WWDC im Juni als Bühne
Die Worldwide Developers Conference (WWDC) von Apple ist traditionell die Veranstaltung, auf der das Unternehmen seine neuesten Software-Innovationen vorstellt. Es wird erwartet, dass die Präsentation der neuen Siri-Funktionen der Höhepunkt der diesjährigen Konferenz sein wird, um Entwicklern und der Öffentlichkeit die Zukunft der KI bei Apple zu demonstrieren.

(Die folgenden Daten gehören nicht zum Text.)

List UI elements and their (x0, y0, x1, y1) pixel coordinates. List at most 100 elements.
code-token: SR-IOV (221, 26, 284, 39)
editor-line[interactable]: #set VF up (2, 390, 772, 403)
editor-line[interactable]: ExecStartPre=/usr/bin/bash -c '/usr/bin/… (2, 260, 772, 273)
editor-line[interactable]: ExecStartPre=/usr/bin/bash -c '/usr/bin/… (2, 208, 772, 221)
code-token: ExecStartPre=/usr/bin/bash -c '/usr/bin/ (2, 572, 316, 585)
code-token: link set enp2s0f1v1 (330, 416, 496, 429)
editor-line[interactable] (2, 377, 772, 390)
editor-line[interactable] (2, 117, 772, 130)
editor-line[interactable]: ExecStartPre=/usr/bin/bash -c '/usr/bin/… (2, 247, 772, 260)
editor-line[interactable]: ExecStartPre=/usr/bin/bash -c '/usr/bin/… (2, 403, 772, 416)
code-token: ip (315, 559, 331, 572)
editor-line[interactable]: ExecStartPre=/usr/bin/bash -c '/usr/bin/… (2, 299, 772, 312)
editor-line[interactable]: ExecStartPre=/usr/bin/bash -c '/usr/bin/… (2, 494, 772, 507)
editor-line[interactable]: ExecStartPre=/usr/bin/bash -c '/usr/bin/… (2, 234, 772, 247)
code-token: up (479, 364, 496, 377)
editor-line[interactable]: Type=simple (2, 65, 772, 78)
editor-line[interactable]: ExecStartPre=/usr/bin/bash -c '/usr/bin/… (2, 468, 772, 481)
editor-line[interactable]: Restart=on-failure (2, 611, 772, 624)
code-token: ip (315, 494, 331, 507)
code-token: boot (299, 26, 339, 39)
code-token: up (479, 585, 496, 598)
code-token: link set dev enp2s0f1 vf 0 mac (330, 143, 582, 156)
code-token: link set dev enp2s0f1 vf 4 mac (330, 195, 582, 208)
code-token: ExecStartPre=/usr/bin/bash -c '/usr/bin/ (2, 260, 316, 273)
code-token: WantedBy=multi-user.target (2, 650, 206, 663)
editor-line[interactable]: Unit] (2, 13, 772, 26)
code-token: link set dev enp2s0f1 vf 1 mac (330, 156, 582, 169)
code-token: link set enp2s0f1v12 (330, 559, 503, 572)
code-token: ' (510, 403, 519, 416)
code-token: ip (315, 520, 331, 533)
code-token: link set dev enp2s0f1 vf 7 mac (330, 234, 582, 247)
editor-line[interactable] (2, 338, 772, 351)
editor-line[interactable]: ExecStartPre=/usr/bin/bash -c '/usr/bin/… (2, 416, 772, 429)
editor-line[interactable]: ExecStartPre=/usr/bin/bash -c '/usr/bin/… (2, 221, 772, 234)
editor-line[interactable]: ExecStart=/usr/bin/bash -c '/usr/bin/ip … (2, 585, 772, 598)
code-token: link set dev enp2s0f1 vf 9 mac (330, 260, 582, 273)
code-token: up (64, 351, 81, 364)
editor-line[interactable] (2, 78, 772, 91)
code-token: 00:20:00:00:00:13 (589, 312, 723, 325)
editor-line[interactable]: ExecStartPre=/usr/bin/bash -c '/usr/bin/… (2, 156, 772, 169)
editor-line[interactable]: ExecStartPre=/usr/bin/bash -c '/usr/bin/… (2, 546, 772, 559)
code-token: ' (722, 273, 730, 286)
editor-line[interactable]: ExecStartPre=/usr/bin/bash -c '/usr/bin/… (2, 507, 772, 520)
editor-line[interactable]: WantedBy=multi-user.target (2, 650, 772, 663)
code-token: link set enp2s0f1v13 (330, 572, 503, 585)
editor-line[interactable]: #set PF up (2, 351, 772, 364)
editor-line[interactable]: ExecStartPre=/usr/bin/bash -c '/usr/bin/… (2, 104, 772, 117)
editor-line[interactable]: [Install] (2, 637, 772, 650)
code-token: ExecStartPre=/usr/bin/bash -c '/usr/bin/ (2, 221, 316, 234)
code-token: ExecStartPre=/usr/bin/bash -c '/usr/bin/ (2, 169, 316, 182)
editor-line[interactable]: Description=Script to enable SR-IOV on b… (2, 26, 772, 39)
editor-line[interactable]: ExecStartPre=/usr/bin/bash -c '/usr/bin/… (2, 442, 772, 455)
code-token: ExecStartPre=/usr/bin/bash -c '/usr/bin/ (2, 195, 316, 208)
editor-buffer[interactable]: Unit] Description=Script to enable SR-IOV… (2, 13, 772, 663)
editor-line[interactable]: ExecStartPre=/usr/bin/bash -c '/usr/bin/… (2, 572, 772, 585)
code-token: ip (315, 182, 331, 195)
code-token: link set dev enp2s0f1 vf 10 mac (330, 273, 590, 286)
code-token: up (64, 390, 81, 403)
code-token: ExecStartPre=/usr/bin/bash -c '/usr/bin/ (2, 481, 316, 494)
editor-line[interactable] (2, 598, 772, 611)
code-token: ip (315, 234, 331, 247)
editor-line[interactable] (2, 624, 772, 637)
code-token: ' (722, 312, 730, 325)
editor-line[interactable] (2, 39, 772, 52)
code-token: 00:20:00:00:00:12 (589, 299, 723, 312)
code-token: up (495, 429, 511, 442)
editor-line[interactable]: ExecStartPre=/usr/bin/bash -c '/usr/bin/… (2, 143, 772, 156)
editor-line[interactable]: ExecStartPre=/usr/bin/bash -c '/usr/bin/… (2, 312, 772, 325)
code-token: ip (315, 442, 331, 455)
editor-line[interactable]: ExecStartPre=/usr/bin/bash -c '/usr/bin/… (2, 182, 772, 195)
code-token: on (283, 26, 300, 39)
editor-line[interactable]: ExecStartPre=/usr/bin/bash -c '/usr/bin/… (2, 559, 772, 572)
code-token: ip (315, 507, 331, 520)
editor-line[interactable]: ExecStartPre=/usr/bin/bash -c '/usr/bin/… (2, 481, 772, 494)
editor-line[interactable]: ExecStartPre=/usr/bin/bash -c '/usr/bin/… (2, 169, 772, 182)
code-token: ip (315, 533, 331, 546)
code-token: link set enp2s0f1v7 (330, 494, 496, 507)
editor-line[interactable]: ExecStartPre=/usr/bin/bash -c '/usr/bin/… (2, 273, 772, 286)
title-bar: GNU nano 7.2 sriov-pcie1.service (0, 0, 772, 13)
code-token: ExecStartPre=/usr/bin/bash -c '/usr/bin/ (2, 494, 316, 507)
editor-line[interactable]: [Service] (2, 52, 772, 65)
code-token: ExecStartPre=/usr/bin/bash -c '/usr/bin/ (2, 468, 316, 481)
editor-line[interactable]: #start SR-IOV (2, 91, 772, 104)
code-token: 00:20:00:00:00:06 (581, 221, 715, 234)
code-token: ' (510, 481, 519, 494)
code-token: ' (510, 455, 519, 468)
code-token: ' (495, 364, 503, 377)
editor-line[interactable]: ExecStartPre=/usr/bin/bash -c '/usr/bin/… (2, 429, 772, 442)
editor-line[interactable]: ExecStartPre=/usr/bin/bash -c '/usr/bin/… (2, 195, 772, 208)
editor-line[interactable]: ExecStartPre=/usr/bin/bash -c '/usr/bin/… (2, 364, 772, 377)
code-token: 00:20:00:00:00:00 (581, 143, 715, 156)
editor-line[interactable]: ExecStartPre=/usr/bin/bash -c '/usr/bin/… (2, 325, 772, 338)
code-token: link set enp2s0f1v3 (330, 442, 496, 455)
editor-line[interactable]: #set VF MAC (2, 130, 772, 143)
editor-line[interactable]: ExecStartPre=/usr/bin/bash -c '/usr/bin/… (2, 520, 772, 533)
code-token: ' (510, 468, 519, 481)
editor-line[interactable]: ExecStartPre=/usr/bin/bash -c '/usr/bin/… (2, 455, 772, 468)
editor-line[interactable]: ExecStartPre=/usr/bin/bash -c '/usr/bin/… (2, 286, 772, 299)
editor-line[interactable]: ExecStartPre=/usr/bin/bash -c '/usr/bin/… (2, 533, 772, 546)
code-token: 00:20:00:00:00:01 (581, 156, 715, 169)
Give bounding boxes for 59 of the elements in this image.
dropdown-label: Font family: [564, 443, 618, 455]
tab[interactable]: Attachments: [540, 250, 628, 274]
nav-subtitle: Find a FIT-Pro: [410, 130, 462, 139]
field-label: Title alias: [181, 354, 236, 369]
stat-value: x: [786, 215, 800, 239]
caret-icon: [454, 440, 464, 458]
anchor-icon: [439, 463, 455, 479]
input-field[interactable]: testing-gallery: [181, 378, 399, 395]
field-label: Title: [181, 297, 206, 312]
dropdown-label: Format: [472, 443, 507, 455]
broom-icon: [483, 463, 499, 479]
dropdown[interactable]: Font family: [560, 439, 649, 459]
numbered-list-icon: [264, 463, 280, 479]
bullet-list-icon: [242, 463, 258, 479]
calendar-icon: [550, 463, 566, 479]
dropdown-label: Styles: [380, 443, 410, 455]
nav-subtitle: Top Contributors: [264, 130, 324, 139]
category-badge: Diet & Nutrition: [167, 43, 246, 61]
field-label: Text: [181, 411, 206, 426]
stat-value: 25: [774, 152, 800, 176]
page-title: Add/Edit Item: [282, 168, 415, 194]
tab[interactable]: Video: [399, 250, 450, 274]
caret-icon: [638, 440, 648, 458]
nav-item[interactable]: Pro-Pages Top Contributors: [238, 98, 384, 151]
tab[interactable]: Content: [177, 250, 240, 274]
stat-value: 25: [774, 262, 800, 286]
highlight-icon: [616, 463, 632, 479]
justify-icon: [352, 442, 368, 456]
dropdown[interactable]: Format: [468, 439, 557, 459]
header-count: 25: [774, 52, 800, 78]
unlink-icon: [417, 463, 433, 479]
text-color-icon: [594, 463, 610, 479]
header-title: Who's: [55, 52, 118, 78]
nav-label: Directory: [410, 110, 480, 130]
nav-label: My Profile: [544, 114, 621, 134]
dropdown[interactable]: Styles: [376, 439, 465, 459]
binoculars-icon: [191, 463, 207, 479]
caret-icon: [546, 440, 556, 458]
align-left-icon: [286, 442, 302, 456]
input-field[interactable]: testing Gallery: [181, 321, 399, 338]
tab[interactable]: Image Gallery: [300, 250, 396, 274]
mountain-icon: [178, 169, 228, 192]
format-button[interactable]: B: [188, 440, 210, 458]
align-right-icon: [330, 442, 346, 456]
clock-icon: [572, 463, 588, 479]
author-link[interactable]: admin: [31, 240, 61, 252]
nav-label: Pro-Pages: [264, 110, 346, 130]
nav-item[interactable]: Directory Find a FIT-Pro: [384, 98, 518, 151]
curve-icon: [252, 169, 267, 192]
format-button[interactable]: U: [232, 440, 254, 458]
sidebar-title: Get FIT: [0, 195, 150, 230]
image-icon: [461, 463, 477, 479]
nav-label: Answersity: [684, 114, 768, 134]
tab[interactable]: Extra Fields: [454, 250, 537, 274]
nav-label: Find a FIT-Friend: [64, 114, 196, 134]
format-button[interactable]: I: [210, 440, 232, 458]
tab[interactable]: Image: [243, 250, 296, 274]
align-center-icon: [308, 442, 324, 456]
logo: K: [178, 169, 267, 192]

Die Partnerschaft mit Google ist entscheidend
Um die ambitionierten Ziele zu erreichen, hat Apple einen ungewöhnlichen Schritt unternommen und eine Partnerschaft mit seinem langjährigen Rivalen Google geschlossen. Nachdem das Unternehmen auch Gespräche mit anderen KI-Anbietern wie OpenAI und Anthropic geführt hatte, fiel die Wahl letztendlich auf Googles Gemini-Modell.
„Die Integration von externer Technologie in ein Kernprodukt wie Siri ist für Apple ein seltener Vorgang und unterstreicht die Dringlichkeit, im KI-Bereich aufzuholen.“
Diese Kooperation ist bemerkenswert, da Apple traditionell darauf bedacht ist, Hard- und Software aus einer Hand zu entwickeln und die Kontrolle über seine Technologien zu behalten. Die Entscheidung für Gemini zeigt, wie ernst die Lage eingeschätzt wird und dass man bereit ist, pragmatische Lösungen zu finden, um den Anschluss an die Konkurrenz nicht zu verlieren.
Apples Aufholjagd im KI-Rennen
Seit der Einführung von Siri im Jahr 2011 galt Apple lange als Pionier bei digitalen Assistenten. In den letzten Jahren hat sich dieses Bild jedoch gewandelt. Während Google mit seinem Assistant und Amazon mit Alexa stetige Fortschritte machten und neue Unternehmen wie OpenAI die Branche revolutionierten, wirkte Siri zunehmend veraltet.
Die angekündigte Überarbeitung ist daher mehr als nur ein Software-Update; es ist Apples Versuch, seine Relevanz und Innovationskraft im Zeitalter der generativen KI neu zu definieren. Das Unternehmen muss beweisen, dass es nicht nur exzellente Hardware bauen, sondern auch bei der Software-Intelligenz wieder eine führende Rolle einnehmen kann.
Der Erfolg der neuen Siri wird entscheidend dafür sein, wie Apple von Verbrauchern und Investoren in den kommenden Jahren wahrgenommen wird. Die WWDC im Juni wird den ersten wichtigen Einblick geben, ob diese Aufholjagd gelingen kann.